The five-times married star has sons Kal-El, 16, and Weston, 31, from previous relationships, and in January it was confirmed he was expecting a baby with wife Riko Shibata.
“The big discrepancy in the movie from the real me is that there’s no version of Nick Cage that doesn’t want to spend time with his children, and my family always comes first,” Cage says passionately.
“I said that to the director and he said, ‘Yeah, but this is a movie and we need this character to evolve. He has to go from being a narcissistic, career-minded actor into a sensitive family man’.
“So I said, ‘OK, well that’s a good argument, this is a movie, this isn’t really me’.
“The flavour of the film that does speak to the real me is the comedy, I do like to make jokes and to be goofy at home and make my wife laugh, make my boys laugh, and so that element, that sense of humour, I think was spot on.
“But I was really setting myself up, I was taking the mickey out of myself, and that is always good mojo. You know, you can’t get too high on your own supply. You can’t become self important and turn into a diva. And I think that it was humbling for me to do this.”
The film even jokingly allows Cage to address the record on his own filmography.
Captain Corelli’s Mandolin? “Under-rated.” Gone In Sixty Seconds? “All his own driving.”
“I think it’s nice that John Madden’s movie Corelli’s Mandolin got a little props in Massive Talent. I think that that was a movie that had a lot of poignancy and depth, and Penelope [Cruz, his co-star] was just remarkable in it. So I’m glad that came out,” he says earnestly.
“The rest are just more fun references, like references to Gone In Sixty Seconds, references to National Treasure. And references to the gold guns and Face/Off, those all got big laughs and that was nice.”
Lily Sheen, who plays his daughter in the movie, knows a thing or two about being the child of a famous person.
The daughter of Kate Beckinsale and Michael Sheen, she makes her big screen debut with the feature, starring opposite a man she has looked up to all her life,
“I used to do that thing ‘caging’, when you put pictures of Nicolas Cage on people’s lockers in middle school,” the 23-year-old admits.
“So he had always been this big figure to me, and I was so nervous to meet him.
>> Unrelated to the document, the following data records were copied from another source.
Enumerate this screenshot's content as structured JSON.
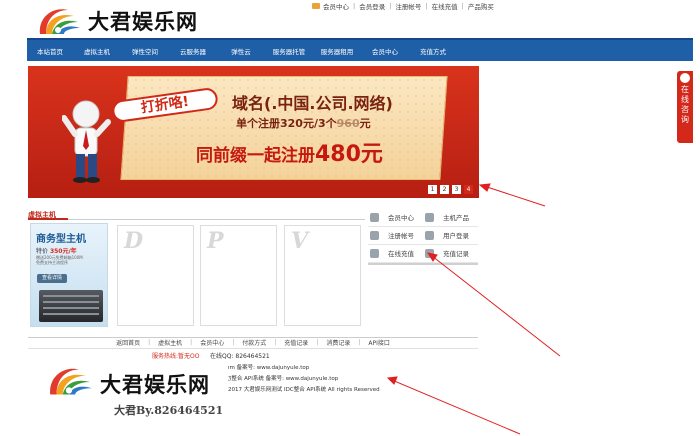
{
  "site": {
    "brand": "大君娱乐网",
    "colors": {
      "nav": "#1f5fa7",
      "accent": "#d3281a"
    }
  },
  "toplinks": [
    "会员中心",
    "会员登录",
    "注册帐号",
    "在线充值",
    "产品购买"
  ],
  "nav": [
    "本站首页",
    "虚拟主机",
    "弹性空间",
    "云服务器",
    "弹性云",
    "服务器托管",
    "服务器租用",
    "会员中心",
    "充值方式"
  ],
  "banner": {
    "tag": "打折咯!",
    "line1": "域名(.中国.公司.网络)",
    "line2_a": "单个注册320元/3个",
    "line2_strike": "960",
    "line2_b": "元",
    "line3_a": "同前缀一起注册",
    "line3_big": "480元",
    "pages": [
      "1",
      "2",
      "3",
      "4"
    ],
    "active_page": "4"
  },
  "float_tab": [
    "在",
    "线",
    "咨",
    "询"
  ],
  "host_section": {
    "title": "虚拟主机",
    "promo": {
      "title": "商务型主机",
      "price_label": "特价",
      "price": "350元/年",
      "desc1": "赠送200元免费邮箱100M",
      "desc2": "免费支持主流程序",
      "button": "查看详情"
    },
    "cards": [
      "D",
      "P",
      "V"
    ]
  },
  "panel": [
    {
      "label": "会员中心",
      "icon": "user-icon"
    },
    {
      "label": "主机产品",
      "icon": "server-icon"
    },
    {
      "label": "注册帐号",
      "icon": "register-icon"
    },
    {
      "label": "用户登录",
      "icon": "login-icon"
    },
    {
      "label": "在线充值",
      "icon": "recharge-icon"
    },
    {
      "label": "充值记录",
      "icon": "record-icon"
    }
  ],
  "footer": {
    "links": [
      "返回首页",
      "虚拟主机",
      "会员中心",
      "付款方式",
      "充值记录",
      "消费记录",
      "API接口"
    ],
    "hotline": "服务热线:暂无OO",
    "qq": "在线QQ: 826464521",
    "info1": "ım  备案号: www.dajunyule.top",
    "info2": "ℨ整合 API系统  备案号: www.dajunyule.top",
    "info3": "2017 大君娱乐网测试 IDC整合 API系统 All rights Reserved",
    "brand": "大君娱乐网",
    "signature": "大君By.826464521"
  }
}
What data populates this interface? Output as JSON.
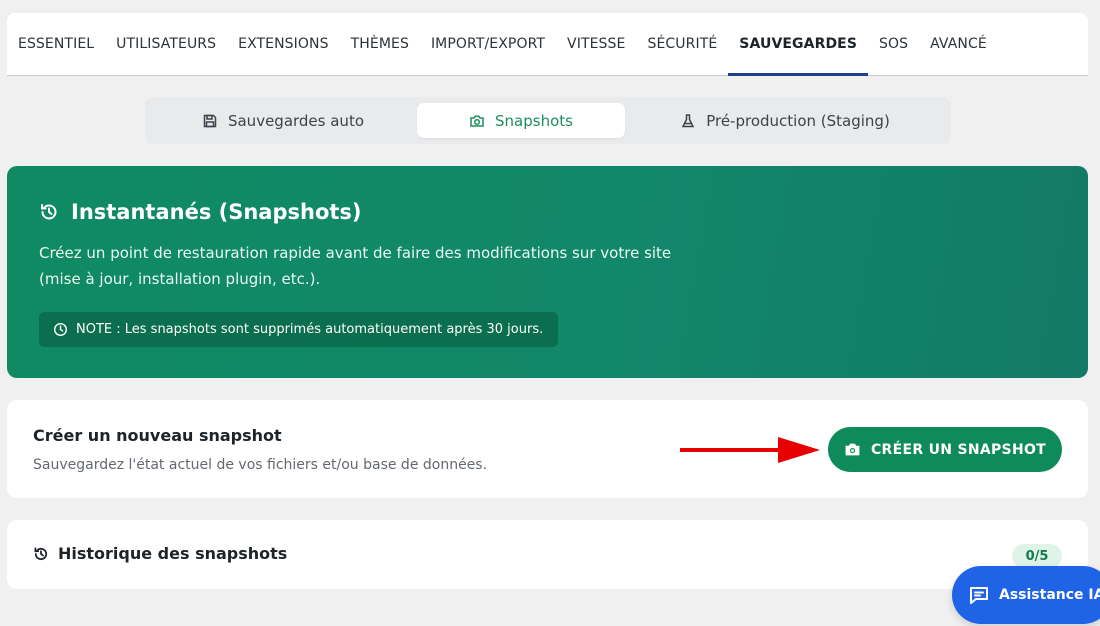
{
  "nav": {
    "tabs": [
      {
        "label": "ESSENTIEL"
      },
      {
        "label": "UTILISATEURS"
      },
      {
        "label": "EXTENSIONS"
      },
      {
        "label": "THÈMES"
      },
      {
        "label": "IMPORT/EXPORT"
      },
      {
        "label": "VITESSE"
      },
      {
        "label": "SÉCURITÉ"
      },
      {
        "label": "SAUVEGARDES",
        "active": true
      },
      {
        "label": "SOS"
      },
      {
        "label": "AVANCÉ"
      }
    ]
  },
  "subtabs": [
    {
      "label": "Sauvegardes auto",
      "icon": "save-icon"
    },
    {
      "label": "Snapshots",
      "icon": "camera-icon",
      "active": true
    },
    {
      "label": "Pré-production (Staging)",
      "icon": "flask-icon"
    }
  ],
  "hero": {
    "title": "Instantanés (Snapshots)",
    "description": "Créez un point de restauration rapide avant de faire des modifications sur votre site (mise à jour, installation plugin, etc.).",
    "note": "NOTE : Les snapshots sont supprimés automatiquement après 30 jours."
  },
  "create": {
    "title": "Créer un nouveau snapshot",
    "subtitle": "Sauvegardez l'état actuel de vos fichiers et/ou base de données.",
    "button_label": "CRÉER UN SNAPSHOT"
  },
  "history": {
    "title": "Historique des snapshots",
    "count": "0/5"
  },
  "assistant": {
    "label": "Assistance IA"
  },
  "colors": {
    "accent_green": "#0f8a5a",
    "nav_active": "#1f3f8f",
    "assistant_blue": "#1f63e6",
    "arrow_red": "#e60000"
  }
}
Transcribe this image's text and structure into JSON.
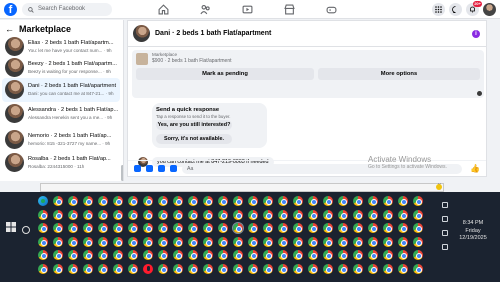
{
  "topbar": {
    "search_placeholder": "Search Facebook",
    "notif_count": "20+"
  },
  "sidebar": {
    "title": "Marketplace",
    "conversations": [
      {
        "title": "Elias · 2 beds 1 bath Flat/apartm...",
        "subtitle": "You: let me have your contact num... · 9h"
      },
      {
        "title": "Beezy · 2 beds 1 bath Flat/apartm...",
        "subtitle": "Beezy is waiting for your response... · 9h"
      },
      {
        "title": "Dani · 2 beds 1 bath Flat/apartment",
        "subtitle": "Dani: you can contact me at 847-21... · 9h"
      },
      {
        "title": "Alessandra · 2 beds 1 bath Flat/ap...",
        "subtitle": "Alessandra Henekin sent you a me... · 9h"
      },
      {
        "title": "Nemorio · 2 beds 1 bath Flat/ap...",
        "subtitle": "hemorio: 815 -321-3727 my name... · 9h"
      },
      {
        "title": "Rosalba · 2 beds 1 bath Flat/ap...",
        "subtitle": "Rosalba: 2244315000 · 11h"
      }
    ]
  },
  "chat": {
    "name": "Dani · 2 beds 1 bath Flat/apartment",
    "listing_category": "Marketplace",
    "listing_title": "$900 · 2 beds 1 bath Flat/apartment",
    "mark_pending_label": "Mark as pending",
    "more_options_label": "More options",
    "quick_title": "Send a quick response",
    "quick_subtitle": "Tap a response to send it to the buyer.",
    "reply_1": "Yes, are you still interested?",
    "reply_2": "Sorry, it's not available.",
    "last_message": "you can contact me at 847-219-0063 if needed",
    "composer_placeholder": "Aa"
  },
  "watermark": {
    "line1": "Activate Windows",
    "line2": "Go to Settings to activate Windows."
  },
  "tray": {
    "time": "8:34 PM",
    "day": "Friday",
    "date": "12/19/2025"
  }
}
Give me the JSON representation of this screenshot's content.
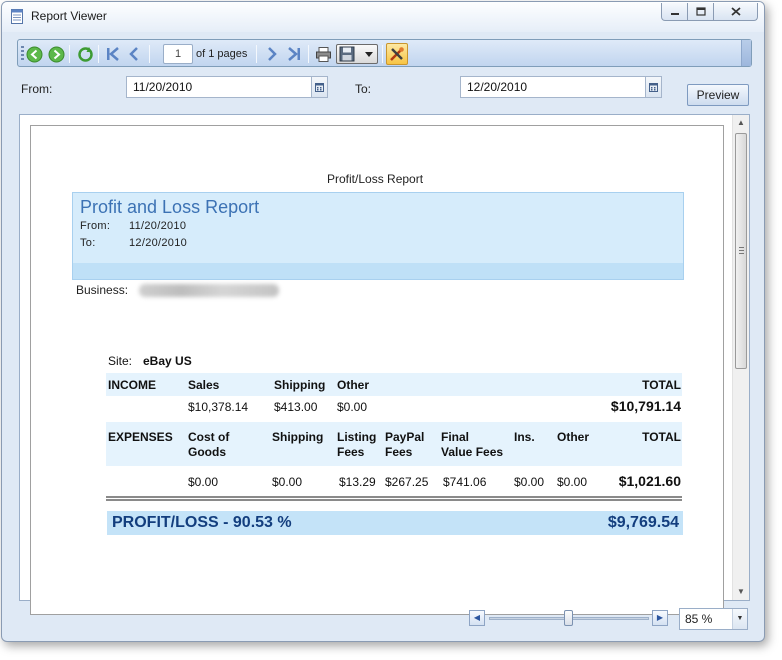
{
  "window": {
    "title": "Report Viewer"
  },
  "toolbar": {
    "page_number": "1",
    "page_of": "of 1 pages"
  },
  "filters": {
    "from_label": "From:",
    "from_value": "11/20/2010",
    "to_label": "To:",
    "to_value": "12/20/2010",
    "preview_label": "Preview"
  },
  "report": {
    "caption": "Profit/Loss Report",
    "title": "Profit and Loss Report",
    "from_label": "From:",
    "from_value": "11/20/2010",
    "to_label": "To:",
    "to_value": "12/20/2010",
    "business_label": "Business:",
    "site_label": "Site:",
    "site_value": "eBay US",
    "income": {
      "label": "INCOME",
      "headers": {
        "sales": "Sales",
        "shipping": "Shipping",
        "other": "Other",
        "total": "TOTAL"
      },
      "values": {
        "sales": "$10,378.14",
        "shipping": "$413.00",
        "other": "$0.00",
        "total": "$10,791.14"
      }
    },
    "expenses": {
      "label": "EXPENSES",
      "headers": {
        "cost_of_goods_1": "Cost of",
        "cost_of_goods_2": "Goods",
        "shipping": "Shipping",
        "listing_fees_1": "Listing",
        "listing_fees_2": "Fees",
        "paypal_fees_1": "PayPal",
        "paypal_fees_2": "Fees",
        "final_value_fees_1": "Final",
        "final_value_fees_2": "Value Fees",
        "ins": "Ins.",
        "other": "Other",
        "total": "TOTAL"
      },
      "values": {
        "cost_of_goods": "$0.00",
        "shipping": "$0.00",
        "listing_fees": "$13.29",
        "paypal_fees": "$267.25",
        "final_value_fees": "$741.06",
        "ins": "$0.00",
        "other": "$0.00",
        "total": "$1,021.60"
      }
    },
    "profit": {
      "label": "PROFIT/LOSS  -  90.53 %",
      "value": "$9,769.54"
    }
  },
  "zoom": {
    "value": "85 %",
    "slider_fraction": 0.5
  },
  "colors": {
    "accent": "#3c72b4",
    "header_fill": "#d6ecfb",
    "profit_text": "#133e7e"
  }
}
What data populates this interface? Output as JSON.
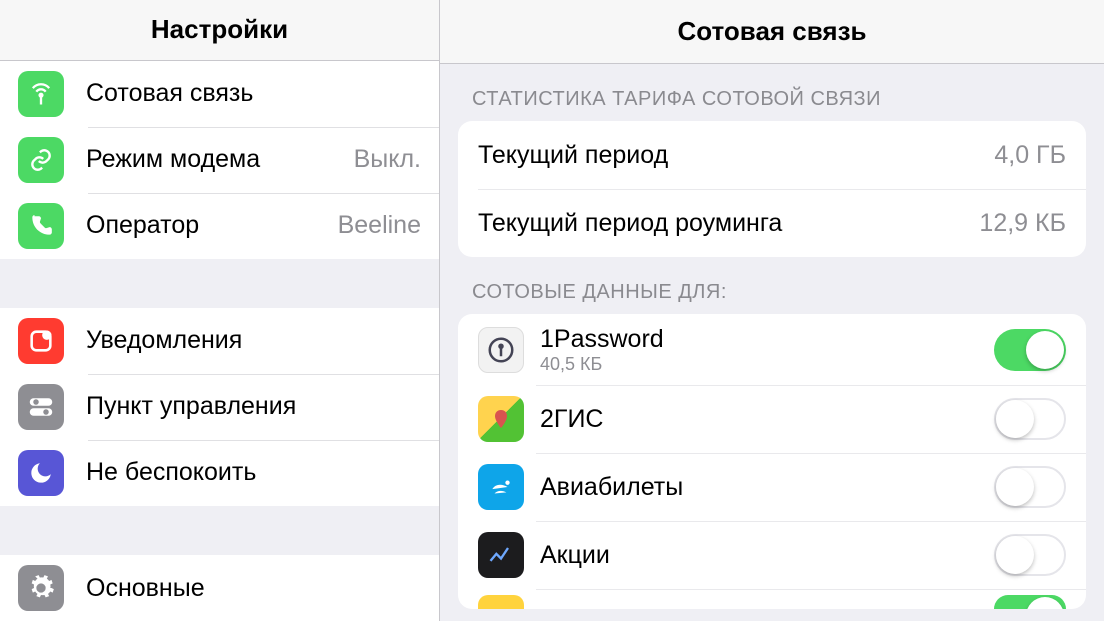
{
  "sidebar": {
    "title": "Настройки",
    "group1": [
      {
        "id": "cellular",
        "label": "Сотовая связь",
        "value": "",
        "icon": "antenna",
        "color": "ic-green"
      },
      {
        "id": "hotspot",
        "label": "Режим модема",
        "value": "Выкл.",
        "icon": "link",
        "color": "ic-green2"
      },
      {
        "id": "carrier",
        "label": "Оператор",
        "value": "Beeline",
        "icon": "phone",
        "color": "ic-green3"
      }
    ],
    "group2": [
      {
        "id": "notifications",
        "label": "Уведомления",
        "value": "",
        "icon": "notif",
        "color": "ic-red"
      },
      {
        "id": "control-center",
        "label": "Пункт управления",
        "value": "",
        "icon": "toggles",
        "color": "ic-gray"
      },
      {
        "id": "dnd",
        "label": "Не беспокоить",
        "value": "",
        "icon": "moon",
        "color": "ic-purple"
      }
    ],
    "group3": [
      {
        "id": "general",
        "label": "Основные",
        "value": "",
        "icon": "gear",
        "color": "ic-graylight"
      }
    ]
  },
  "detail": {
    "title": "Сотовая связь",
    "stats_header": "СТАТИСТИКА ТАРИФА СОТОВОЙ СВЯЗИ",
    "stats": [
      {
        "label": "Текущий период",
        "value": "4,0 ГБ"
      },
      {
        "label": "Текущий период роуминга",
        "value": "12,9 КБ"
      }
    ],
    "apps_header": "СОТОВЫЕ ДАННЫЕ ДЛЯ:",
    "apps": [
      {
        "name": "1Password",
        "sub": "40,5 КБ",
        "on": true,
        "iconClass": "ic-1pw"
      },
      {
        "name": "2ГИС",
        "sub": "",
        "on": false,
        "iconClass": "ic-2gis"
      },
      {
        "name": "Авиабилеты",
        "sub": "",
        "on": false,
        "iconClass": "ic-sky"
      },
      {
        "name": "Акции",
        "sub": "",
        "on": false,
        "iconClass": "ic-stocks"
      },
      {
        "name": "",
        "sub": "",
        "on": true,
        "iconClass": "ic-yellow"
      }
    ]
  }
}
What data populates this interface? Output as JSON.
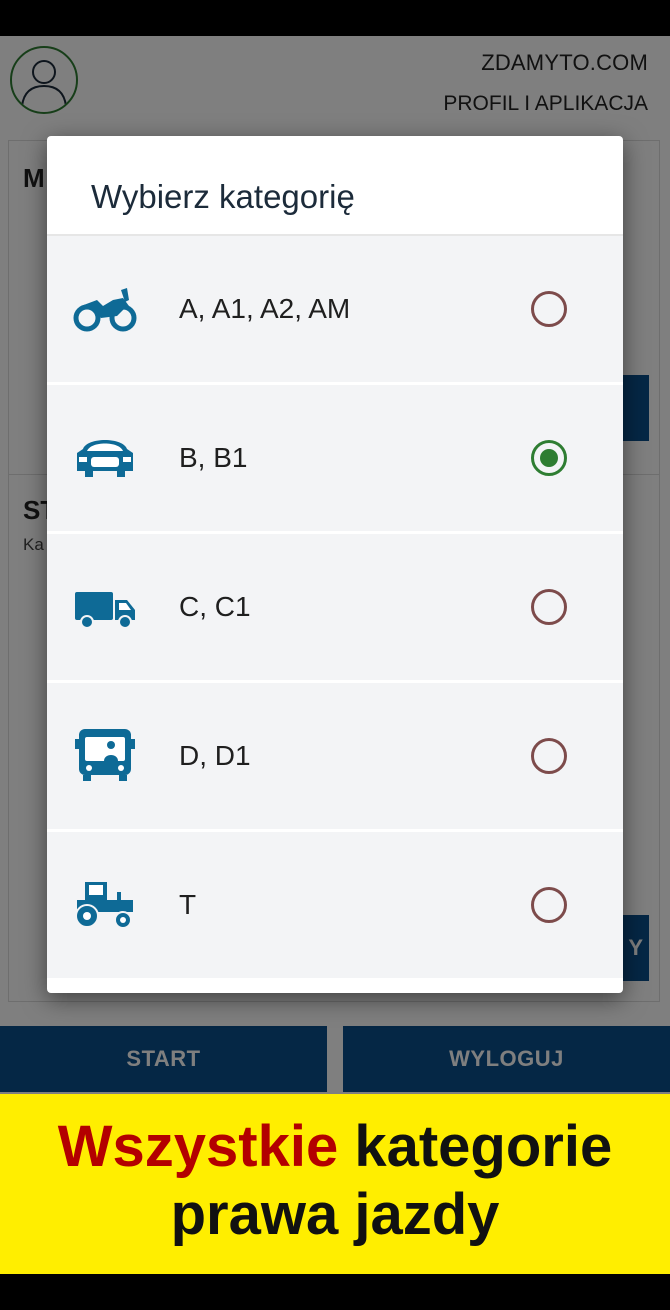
{
  "header": {
    "site": "ZDAMYTO.COM",
    "profile_link": "PROFIL I APLIKACJA"
  },
  "cards": {
    "card1_title_partial": "M",
    "card2_title_partial": "ST",
    "card2_sub_partial": "Ka",
    "card2_btn_partial": "Y"
  },
  "buttons": {
    "start": "START",
    "logout": "WYLOGUJ"
  },
  "dialog": {
    "title": "Wybierz kategorię",
    "selected": "B, B1",
    "options": [
      {
        "label": "A, A1, A2, AM",
        "icon": "motorcycle-icon",
        "checked": false
      },
      {
        "label": "B, B1",
        "icon": "car-icon",
        "checked": true
      },
      {
        "label": "C, C1",
        "icon": "truck-icon",
        "checked": false
      },
      {
        "label": "D, D1",
        "icon": "bus-icon",
        "checked": false
      },
      {
        "label": "T",
        "icon": "tractor-icon",
        "checked": false
      }
    ]
  },
  "banner": {
    "highlight": "Wszystkie",
    "rest_line1": "kategorie",
    "line2": "prawa jazdy"
  },
  "colors": {
    "icon": "#0e6a96",
    "radio_checked": "#2e7d32",
    "radio_unchecked": "#7d4b4b",
    "primary_button": "#0b4f8a",
    "banner_bg": "#ffee00",
    "banner_highlight": "#b30000"
  }
}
But he blew it out of the water and he’s the loveliest person and he’s so talented and he’s iconic, but still very kind and professional.
“As an actor in my first movie, I had so many questions for him and he was very patient and very helpful, so it was like the luckiest experience I could have had.”
The film set wasn’t actually the first time Sheen had laid eyes on Cage in person.
“One time he was on a plane that I was on. I had horrible plane anxiety at the time and I remember my mum going ‘Well, the plane’s not going to go down, because Nick is on this plane’.
“I remember that and it carried me through,” she laughs.
Nice manners, good humour and the ability to keep a plane in the air? What a guy.